# Round Two: Lehar's Kisses: Anna Netrebko and Sumi Jo



## Seattleoperafan (Mar 24, 2013)

I bring you videos of two beautiful ladies for New Years Eve. Netrebko has way more video performances of this than anyone else ( around 10)and I chose one when she was at her peak. Sumi Jo has the type of voice I am sure Lehar had in mind when he wrote this. Enjoy and Happy New Year gang!


----------



## The Conte (May 31, 2015)

I was firstly surprised at how good Netrebko's German is here and whilst I prefer both Marc and Studer in this song, her playful interpretation works well.
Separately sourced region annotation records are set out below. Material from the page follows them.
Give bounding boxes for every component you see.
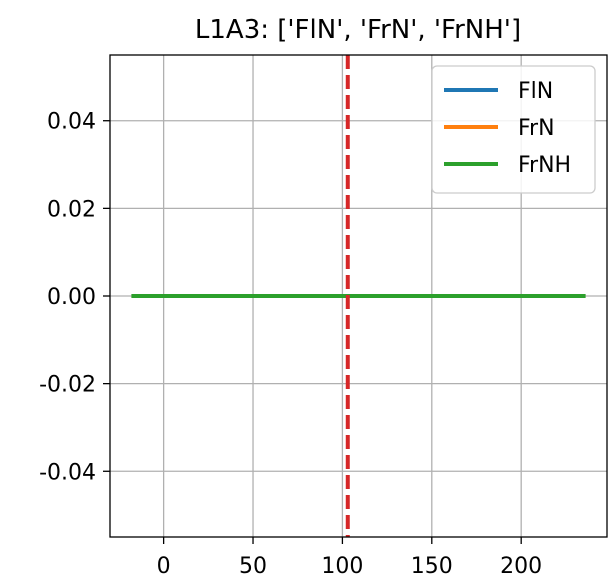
y-tick-label: 0.04 xyxy=(47,110,96,135)
x-tick-label: 200 xyxy=(500,554,542,579)
x-tick-label: 150 xyxy=(411,554,453,579)
x-tick-label: 0 xyxy=(157,554,171,579)
legend-label: FrN xyxy=(518,116,555,141)
legend-label: FlN xyxy=(518,79,553,104)
y-tick-label: 0.02 xyxy=(47,197,96,222)
legend: FlN FrN FrNH xyxy=(431,65,596,194)
y-tick-label: -0.04 xyxy=(39,460,96,485)
legend-label: FrNH xyxy=(518,153,571,178)
legend-box xyxy=(431,65,596,194)
x-tick-label: 50 xyxy=(239,554,267,579)
x-tick-label: 100 xyxy=(321,554,363,579)
axis-ticks: 0 50 100 150 200 0.04 0.02 0.00 -0.02 -0.04 xyxy=(39,110,542,579)
y-tick-label: 0.00 xyxy=(47,285,96,310)
chart-title: L1A3: ['FlN', 'FrN', 'FrNH'] xyxy=(195,15,521,45)
y-tick-label: -0.02 xyxy=(39,373,96,398)
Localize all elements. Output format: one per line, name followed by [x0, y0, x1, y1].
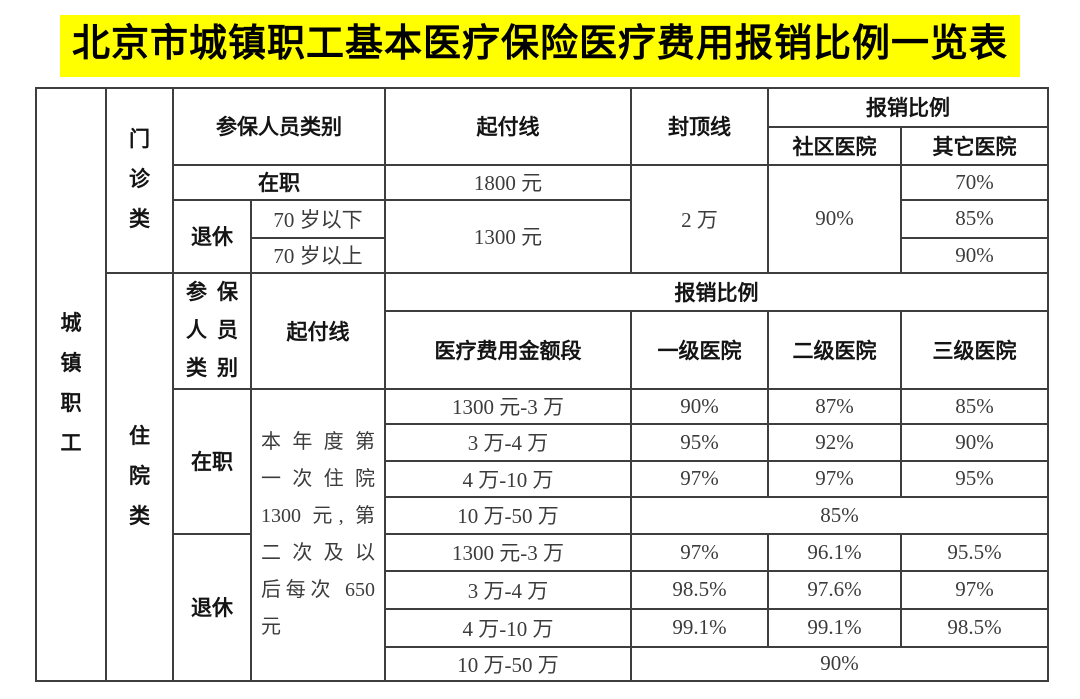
outpatient-retired-under70-other-rate: 85%	[900, 198, 1049, 239]
inpatient-active-tier3-3: 95%	[900, 459, 1049, 498]
inpatient-active-tier1-1: 90%	[630, 387, 769, 425]
reimbursement-table: 城 镇 职 工 门 诊 类 参保人员类别 起付线 封顶线 报销比例 社区医院 其…	[35, 86, 1049, 682]
inpatient-retired-tier3-3: 98.5%	[900, 607, 1049, 648]
outpatient-retired-over70-other-rate: 90%	[900, 236, 1049, 274]
inpatient-retired-band-1: 1300 元-3 万	[384, 532, 632, 572]
inpatient-active-tier2-1: 87%	[767, 387, 902, 425]
inpatient-retired-tier2-1: 96.1%	[767, 532, 902, 572]
inpatient-retired-label: 退休	[172, 532, 252, 682]
title-bar: 北京市城镇职工基本医疗保险医疗费用报销比例一览表	[0, 0, 1080, 77]
table-row: 城 镇 职 工 门 诊 类 参保人员类别 起付线 封顶线 报销比例	[35, 86, 1049, 682]
inpatient-retired-merged-rate: 90%	[630, 645, 1049, 682]
inpatient-active-merged-rate: 85%	[630, 495, 1049, 535]
inpatient-header-tier2: 二级医院	[767, 310, 902, 390]
table-row: 4 万-10 万 99.1% 99.1% 98.5%	[36, 607, 1049, 648]
inpatient-retired-band-2: 3 万-4 万	[384, 569, 632, 610]
page-title: 北京市城镇职工基本医疗保险医疗费用报销比例一览表	[59, 15, 1020, 77]
inpatient-active-band-1: 1300 元-3 万	[384, 387, 632, 425]
outpatient-active-other-rate: 70%	[900, 163, 1049, 201]
inpatient-retired-band-3: 4 万-10 万	[384, 607, 632, 648]
table-row: 社区医院 其它医院	[36, 125, 1049, 166]
inpatient-active-band-4: 10 万-50 万	[384, 495, 632, 535]
inpatient-deductible-note: 本年度第 一次住院 1300 元, 第 二次及以 后每次 650 元	[250, 387, 386, 682]
inpatient-active-tier3-1: 85%	[900, 387, 1049, 425]
inpatient-active-tier1-2: 95%	[630, 422, 769, 462]
table-row: 在职 1800 元 2 万 90% 70%	[36, 163, 1049, 274]
table-row: 退休 70 岁以下 1300 元 85%	[36, 198, 1049, 274]
inpatient-active-tier2-2: 92%	[767, 422, 902, 462]
outpatient-retired-under70-label: 70 岁以下	[250, 198, 386, 239]
inpatient-active-band-3: 4 万-10 万	[384, 459, 632, 498]
inpatient-retired-tier1-1: 97%	[630, 532, 769, 572]
inpatient-active-tier3-2: 90%	[900, 422, 1049, 462]
inpatient-retired-tier3-2: 97%	[900, 569, 1049, 610]
inpatient-active-band-2: 3 万-4 万	[384, 422, 632, 462]
inpatient-header-tier1: 一级医院	[630, 310, 769, 390]
outpatient-header-ratio: 报销比例	[767, 86, 1049, 128]
inpatient-retired-tier1-2: 98.5%	[630, 569, 769, 610]
inpatient-retired-tier3-1: 95.5%	[900, 532, 1049, 572]
outpatient-retired-deductible: 1300 元	[384, 198, 632, 274]
outpatient-community-rate: 90%	[767, 163, 902, 274]
table-row: 3 万-4 万 98.5% 97.6% 97%	[36, 569, 1049, 610]
inpatient-retired-tier1-3: 99.1%	[630, 607, 769, 648]
table-row: 住 院 类 参保 人员 类别 起付线 报销比例	[36, 271, 1049, 682]
inpatient-retired-tier2-3: 99.1%	[767, 607, 902, 648]
inpatient-header-tier3: 三级医院	[900, 310, 1049, 390]
outpatient-cap-value: 2 万	[630, 163, 769, 274]
outpatient-header-person-category: 参保人员类别	[172, 86, 386, 166]
inpatient-retired-band-4: 10 万-50 万	[384, 645, 632, 682]
inpatient-active-label: 在职	[172, 387, 252, 535]
inpatient-active-tier2-3: 97%	[767, 459, 902, 498]
table-row: 在职 本年度第 一次住院 1300 元, 第 二次及以 后每次 650 元 13…	[36, 387, 1049, 682]
outpatient-section-label: 门 诊 类	[105, 86, 174, 274]
inpatient-header-amount-band: 医疗费用金额段	[384, 310, 632, 390]
table-row: 医疗费用金额段 一级医院 二级医院 三级医院	[36, 310, 1049, 390]
table-row: 4 万-10 万 97% 97% 95%	[36, 459, 1049, 498]
inpatient-header-deductible: 起付线	[250, 271, 386, 390]
table-row: 70 岁以上 90%	[36, 236, 1049, 274]
outpatient-header-cap: 封顶线	[630, 86, 769, 166]
table-row: 10 万-50 万 90%	[36, 645, 1049, 682]
outpatient-header-other-hospital: 其它医院	[900, 125, 1049, 166]
outpatient-header-deductible: 起付线	[384, 86, 632, 166]
inpatient-header-ratio: 报销比例	[384, 271, 1049, 313]
inpatient-header-person-category: 参保 人员 类别	[172, 271, 252, 390]
inpatient-active-tier1-3: 97%	[630, 459, 769, 498]
outpatient-active-label: 在职	[172, 163, 386, 201]
outpatient-header-community-hospital: 社区医院	[767, 125, 902, 166]
outpatient-active-deductible: 1800 元	[384, 163, 632, 201]
table-row: 退休 1300 元-3 万 97% 96.1% 95.5%	[36, 532, 1049, 682]
inpatient-retired-tier2-2: 97.6%	[767, 569, 902, 610]
outpatient-retired-over70-label: 70 岁以上	[250, 236, 386, 274]
inpatient-section-label: 住 院 类	[105, 271, 174, 682]
group-label-cell: 城 镇 职 工	[35, 86, 107, 682]
table-row: 10 万-50 万 85%	[36, 495, 1049, 535]
outpatient-retired-label: 退休	[172, 198, 252, 274]
table-row: 3 万-4 万 95% 92% 90%	[36, 422, 1049, 462]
Jo, on the other hand presents us with a bland, sloppily pronounced version that did very little for me.

N.


----------



## Tsaraslondon (Nov 7, 2013)

Clearly these were both big pop events, so I suppose a bit of playing to the gallery can be excused, but of the two I far preferred Sumi Jo, whose voice, as caught, is still lovely. Netrebko’s is already hardening on top and, as when she sang it some years ago at the Proms, I find her performance a tad vulgar. The audience love it of course, so what do I know?

Easy win for Jo.

Neither comes close to challenging the lady I think is coming up next, but then nobody does.


----------



## MAS (Apr 15, 2015)

According to the story of *Giuditta*, a lady she is not. She leaves her husband to run away with Octavio, an Army officer. He refuses to desert the Army and leaves her behind. Years later, they meet again, but Octavio thinks it's too late - she has a rich lover and Octavio doesn't know Giuditta loves him. He becomes a pianist (!) and they separate forever,

Netrebko's bubbly personality won her a loyal following over the years. She's quite beguiling here and her youthful beauty surely helps her. As do the German subtitles.
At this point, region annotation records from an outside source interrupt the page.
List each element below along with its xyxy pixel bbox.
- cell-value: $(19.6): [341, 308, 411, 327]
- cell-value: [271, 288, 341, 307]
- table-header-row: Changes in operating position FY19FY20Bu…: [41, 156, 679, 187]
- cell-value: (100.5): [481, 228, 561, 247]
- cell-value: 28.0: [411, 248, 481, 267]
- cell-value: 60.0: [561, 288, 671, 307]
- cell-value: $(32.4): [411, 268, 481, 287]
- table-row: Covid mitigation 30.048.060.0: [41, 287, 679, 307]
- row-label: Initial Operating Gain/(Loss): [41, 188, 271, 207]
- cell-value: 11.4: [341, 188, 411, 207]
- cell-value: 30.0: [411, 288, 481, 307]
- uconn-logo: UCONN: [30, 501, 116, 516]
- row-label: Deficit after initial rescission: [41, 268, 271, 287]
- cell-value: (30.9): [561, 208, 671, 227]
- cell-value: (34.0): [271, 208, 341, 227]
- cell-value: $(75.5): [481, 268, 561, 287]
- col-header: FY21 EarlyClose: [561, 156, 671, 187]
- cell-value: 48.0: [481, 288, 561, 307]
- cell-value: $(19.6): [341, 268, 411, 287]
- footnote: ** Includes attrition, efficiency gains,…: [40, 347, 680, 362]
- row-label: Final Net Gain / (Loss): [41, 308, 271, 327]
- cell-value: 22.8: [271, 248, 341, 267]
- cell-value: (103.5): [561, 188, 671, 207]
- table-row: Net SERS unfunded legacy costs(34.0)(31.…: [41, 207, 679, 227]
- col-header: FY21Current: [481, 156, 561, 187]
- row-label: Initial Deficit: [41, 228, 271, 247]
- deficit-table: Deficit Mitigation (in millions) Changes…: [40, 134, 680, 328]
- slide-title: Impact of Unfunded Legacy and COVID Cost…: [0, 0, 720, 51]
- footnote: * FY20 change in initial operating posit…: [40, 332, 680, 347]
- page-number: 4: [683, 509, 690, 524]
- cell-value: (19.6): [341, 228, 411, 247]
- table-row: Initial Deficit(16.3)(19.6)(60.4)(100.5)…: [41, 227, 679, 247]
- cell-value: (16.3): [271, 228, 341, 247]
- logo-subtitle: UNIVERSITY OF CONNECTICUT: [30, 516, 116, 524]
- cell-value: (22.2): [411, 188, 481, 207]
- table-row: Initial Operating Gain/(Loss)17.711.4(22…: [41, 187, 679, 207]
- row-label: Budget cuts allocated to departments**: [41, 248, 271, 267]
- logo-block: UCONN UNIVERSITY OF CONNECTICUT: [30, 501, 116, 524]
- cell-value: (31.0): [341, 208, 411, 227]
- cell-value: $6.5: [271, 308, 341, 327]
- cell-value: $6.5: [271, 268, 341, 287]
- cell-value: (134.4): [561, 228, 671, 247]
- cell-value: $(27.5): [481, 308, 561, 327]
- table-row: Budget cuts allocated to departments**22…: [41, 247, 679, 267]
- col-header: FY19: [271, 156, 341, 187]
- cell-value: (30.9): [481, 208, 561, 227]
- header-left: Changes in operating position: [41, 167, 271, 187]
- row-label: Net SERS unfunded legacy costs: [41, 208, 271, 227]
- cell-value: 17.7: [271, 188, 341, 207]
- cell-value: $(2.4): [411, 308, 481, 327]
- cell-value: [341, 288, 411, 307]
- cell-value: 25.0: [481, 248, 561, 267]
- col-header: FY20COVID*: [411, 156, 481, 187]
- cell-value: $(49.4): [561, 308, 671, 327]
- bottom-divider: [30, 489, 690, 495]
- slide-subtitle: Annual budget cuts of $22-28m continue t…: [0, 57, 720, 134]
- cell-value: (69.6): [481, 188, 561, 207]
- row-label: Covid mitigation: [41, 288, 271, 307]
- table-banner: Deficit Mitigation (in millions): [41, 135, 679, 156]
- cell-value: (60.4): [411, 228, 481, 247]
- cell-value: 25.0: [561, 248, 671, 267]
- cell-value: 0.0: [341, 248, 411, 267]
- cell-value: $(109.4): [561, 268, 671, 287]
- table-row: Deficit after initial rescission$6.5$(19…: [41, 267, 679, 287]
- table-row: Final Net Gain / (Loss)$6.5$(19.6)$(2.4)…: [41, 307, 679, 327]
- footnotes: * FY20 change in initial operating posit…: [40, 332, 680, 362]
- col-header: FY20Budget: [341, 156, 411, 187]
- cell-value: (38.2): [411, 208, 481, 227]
Jo is, I think, the better singer and her manner less overt, and sensuous rather than just sexy. Her subtitles are in Portuguese, which I can understand better than German.
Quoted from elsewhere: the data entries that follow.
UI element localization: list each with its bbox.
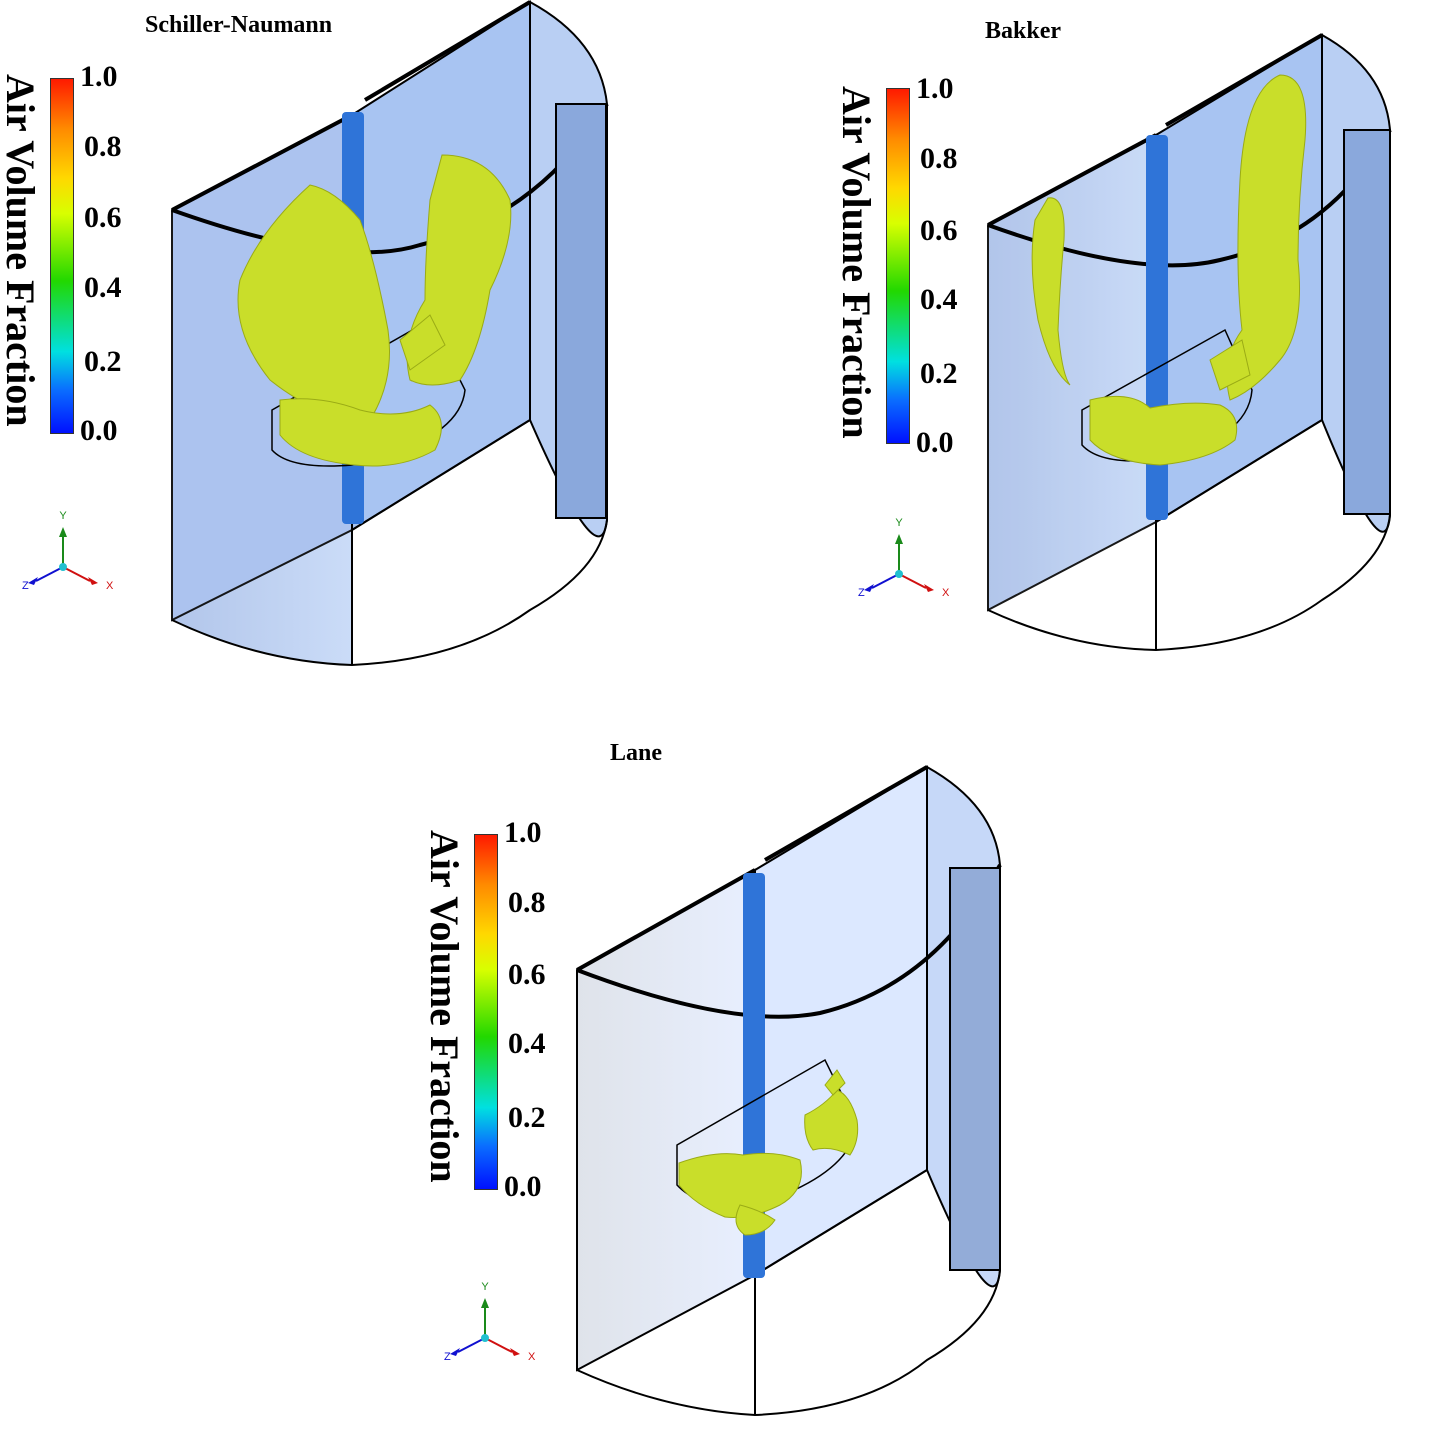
colorbar [886,88,910,444]
axis-z-label: Z [858,587,865,599]
axis-y-label: Y [59,510,67,522]
colorbar-tick: 0.8 [920,142,958,175]
panel-title: Schiller-Naumann [145,12,333,38]
panel-bakker: Bakker Air Volume Fraction 1.0 0.8 0.6 0… [720,0,1436,700]
colorbar-tick: 1.0 [916,72,954,105]
axis-y-label: Y [481,1281,489,1293]
colorbar-tick: 1.0 [504,816,542,849]
colorbar-label: Air Volume Fraction [422,830,467,1183]
colorbar-tick: 0.2 [84,345,122,378]
axis-y-label: Y [895,517,903,529]
axis-triad: Y X Z [444,1281,536,1363]
colorbar-label: Air Volume Fraction [0,74,43,427]
colorbar-tick: 0.4 [508,1027,546,1060]
panel-lane: Lane Air Volume Fraction 1.0 0.8 0.6 0.4… [400,730,1040,1450]
panel-title: Lane [610,740,663,766]
colorbar-tick: 0.0 [916,426,954,459]
colorbar-tick: 1.0 [80,60,118,93]
tank-diagram [171,0,609,667]
colorbar-tick: 0.6 [84,201,122,234]
colorbar-tick: 0.2 [508,1101,546,1134]
colorbar-tick: 0.8 [508,886,546,919]
colorbar [474,834,498,1190]
axis-z-label: Z [22,580,29,592]
colorbar-tick: 0.6 [508,958,546,991]
isosurface [237,154,512,467]
axis-triad: Y X Z [858,517,950,599]
panel-title: Bakker [985,18,1062,44]
colorbar-tick: 0.6 [920,214,958,247]
isosurface [1031,74,1307,466]
colorbar-tick: 0.0 [504,1170,542,1203]
colorbar [50,78,74,434]
tank-diagram [576,765,1002,1417]
panel-schiller-naumann: Schiller-Naumann Air Volume Fraction 1.0… [0,0,720,700]
colorbar-tick: 0.8 [84,130,122,163]
colorbar-label: Air Volume Fraction [834,86,879,439]
axis-triad: Y X Z [22,510,114,592]
colorbar-tick: 0.4 [84,271,122,304]
isosurface [678,1069,859,1236]
axis-x-label: X [528,1351,536,1363]
tank-diagram [987,33,1392,652]
colorbar-tick: 0.4 [920,283,958,316]
axis-z-label: Z [444,1351,451,1363]
colorbar-tick: 0.0 [80,414,118,447]
colorbar-tick: 0.2 [920,357,958,390]
axis-x-label: X [106,580,114,592]
axis-x-label: X [942,587,950,599]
Both singers add an interpolated high note because they can. Jo for me.


----------



## Seattleoperafan (Mar 24, 2013)

MAS said:


> According to the story of *Giuditta*, a lady she is not. She leaves her husband to run away with Octavio, an Army officer. He refuses to desert the Army and leaves her behind. Years later, they meet again, but Octavio thinks it's too late - she has a rich lover and Octavio doesn't know Giuditta loves him. He becomes a pianist (!) and they separate forever,
> 
> Netrebko's bubbly personality won her a loyal following over the years. She's quite beguiling here and her youthful beauty surely helps her. As do the German subtitles.
> 
> ...


I suspect this beautiful aria might be the best thing about Giuditta. I interpolate high notes but I shouldn't LOL.


----------



## Woodduck (Mar 17, 2014)

Both sing well, but Jo brings a sly sensuality to it beside which Netrebko sounds broad-brushed, generic and not very sexy. I say "sounds" because I first listened to them both without watching them. It isn't a Miss Vienna pageant.


----------



## MAS (Apr 15, 2015)

Woodduck said:


> Both sing welll….It isn't a Miss Vienna pageant.


Netrebko would probably beg to differ! :lol:


----------



## ScottK (Dec 23, 2021)

Unlike the first round this one feels to me like two very similar approaches and I found both of them to be very enjoyable! I couldn't help comparing to Studer and Marc as I listened. I'm eager to read other comments to see whether, as the rounds proceed, people are firm about keeping their observations to only the two contestants in the present round or if there is some spill over. Until I do, I'll keep it all here.

Both singers are having fun. Both seem to get the feel of the music and portray it in their renditions and their movements. Both have beautiful voices. But for me, everything Sumi Jo did, Anna Netrebko did a little bit better!


----------



## nina foresti (Mar 11, 2014)

Well I was entranced by the "young" Nebs because in those early days she exuded a particular flirtatious, fun-loving charm that was hard to resist.
She's much more brooding now and not as enticing.


----------



## Woodduck (Mar 17, 2014)

nina foresti said:


> Well I was entranced by the "young" Nebs because in those early days she exuded a particular flirtatious, fun-loving charm that was hard to resist.
> *She's much more brooding now and not as enticing.*


I'm noticing the same thing. It's been a long time since I last enticed someone.


----------



## nina foresti (Mar 11, 2014)

Woodduck said:


> I'm noticing the same thing. It's been a long time since I last enticed someone.


Oh? I don't KNOW!!!!!


----------



## Woodduck (Mar 17, 2014)

nina foresti said:


> Oh? I don't KNOW!!!!!


Keep in mind that that dreamy guy to the left with the deep gaze and luxuriant hair is Tito Schipa. He's taken, dear.


----------